N’Djamena, 30 mars 2026 — Le Tchad fait face à une détérioration préoccupante de la sécurité alimentaire pour la période allant de février à septembre 2026. Selon les dernières analyses du Famine Early Warning Systems Network (FEWS NET), la conjonction des conflits, des déplacements massifs de populations et de la pression accrue sur les ressources locales plonge des millions de personnes dans une situation critique.
Une crise persistante dans l’Est sous pression des réfugiés
Dans les provinces de l’Est — notamment l’Ennedi-Est (Wadi Hawar), le Wadi Fira (Dar-Tama et Kobé), l’Ouaddaï (Assoungha) et le Sila (Kimiti) — des niveaux de Crise (Phase 3 de l’IPC) devraient persister.
L’arrivée continue de réfugiés, principalement en provenance du Soudan, accentue la pression sur des ressources déjà limitées. Les ménages hôtes, confrontés à l’épuisement précoce de leurs stocks alimentaires, subissent de plein fouet la hausse des prix et la raréfaction des opportunités économiques.
Les réfugiés, quant à eux, restent largement dépendants de l’assistance humanitaire pour leur survie. FEWS NET alerte également sur un risque d’aggravation : un nombre croissant de ménages pourrait basculer en Urgence (Phase 4 de l’IPC), bien que cette proportion resterait inférieure à 15 % de la population concernée.

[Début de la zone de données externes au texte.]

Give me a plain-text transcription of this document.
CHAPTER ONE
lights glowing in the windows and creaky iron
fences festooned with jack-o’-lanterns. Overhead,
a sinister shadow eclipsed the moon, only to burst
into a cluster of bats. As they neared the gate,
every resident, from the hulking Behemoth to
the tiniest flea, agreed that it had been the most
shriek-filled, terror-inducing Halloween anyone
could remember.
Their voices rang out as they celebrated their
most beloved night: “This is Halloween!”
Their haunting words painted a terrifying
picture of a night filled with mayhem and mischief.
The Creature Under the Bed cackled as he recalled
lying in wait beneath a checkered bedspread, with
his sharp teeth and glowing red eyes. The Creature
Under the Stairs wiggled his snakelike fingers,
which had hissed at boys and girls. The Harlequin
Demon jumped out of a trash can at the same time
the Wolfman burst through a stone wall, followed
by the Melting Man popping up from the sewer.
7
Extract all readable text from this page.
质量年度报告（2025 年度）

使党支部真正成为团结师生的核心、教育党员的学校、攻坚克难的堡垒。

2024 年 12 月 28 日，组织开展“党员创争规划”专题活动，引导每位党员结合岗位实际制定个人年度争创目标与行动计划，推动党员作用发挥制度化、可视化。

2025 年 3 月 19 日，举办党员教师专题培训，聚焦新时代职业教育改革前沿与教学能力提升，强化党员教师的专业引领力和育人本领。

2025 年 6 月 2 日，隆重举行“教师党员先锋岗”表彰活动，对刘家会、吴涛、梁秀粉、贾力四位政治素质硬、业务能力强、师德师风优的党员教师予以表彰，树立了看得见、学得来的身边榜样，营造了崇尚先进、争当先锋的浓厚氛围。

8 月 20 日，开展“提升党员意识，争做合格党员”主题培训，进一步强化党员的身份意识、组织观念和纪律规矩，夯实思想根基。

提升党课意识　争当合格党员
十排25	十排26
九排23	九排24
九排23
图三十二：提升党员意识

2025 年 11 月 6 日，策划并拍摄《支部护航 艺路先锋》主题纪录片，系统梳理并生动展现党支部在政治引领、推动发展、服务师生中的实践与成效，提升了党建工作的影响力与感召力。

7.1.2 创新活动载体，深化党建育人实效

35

La province du Lac fragilisée par l’insécurité
Dans la province du Lac, la situation demeure tout aussi critique. Les attaques persistantes de groupes armés, combinées aux restrictions de mouvement, continuent de désorganiser les moyens de subsistance.
Les activités essentielles telles que la pêche et l’élevage sont gravement affectées, entraînant une baisse significative des revenus. À cela s’ajoute une perturbation des marchés et du commerce transfrontalier, aggravant les déficits alimentaires aussi bien chez les déplacés internes que dans les communautés hôtes.
Résultat : la province restera en Crise (Phase 3 de l’IPC) durant la période analysée.
Kanem et Barh-El-Gazel : une dépendance accrue aux marchés
Entre juin et septembre 2026, les provinces du Kanem et du Barh-El-Gazel devraient à leur tour basculer en Crise (Phase 3 de l’IPC).
Dans ces zones sahéliennes, les ménages dépendent fortement des marchés pour leur approvisionnement alimentaire. Or, la hausse des coûts de transport entraîne une augmentation des prix des denrées, limitant drastiquement l’accès des populations les plus pauvres à la nourriture.
La dégradation continue des sources de revenus aggrave davantage leur vulnérabilité.
Près de 3 millions de personnes en besoin d’assistance
Au total, entre 2,5 et 2,99 millions de personnes auront besoin d’une assistance alimentaire au Tchad en 2026. Le pic de cette crise est attendu entre juillet et septembre, au plus fort de la période de soudure.
Les populations les plus touchées incluent :
les réfugiés soudanais dans l’Est ;
les retournés tchadiens ;
les personnes déplacées internes dans la province du Lac.
Une alerte humanitaire majeure
Cette dégradation de la sécurité alimentaire met en lumière l’urgence d’une mobilisation accrue des acteurs humanitaires et des autorités nationales. Sans interventions rapides et soutenues, la situation pourrait basculer vers des niveaux encore plus critiques dans certaines zones du pays.
Source : Famine Early Warning Systems Network (Analyse basée sur les données disponibles au 20 février 2026).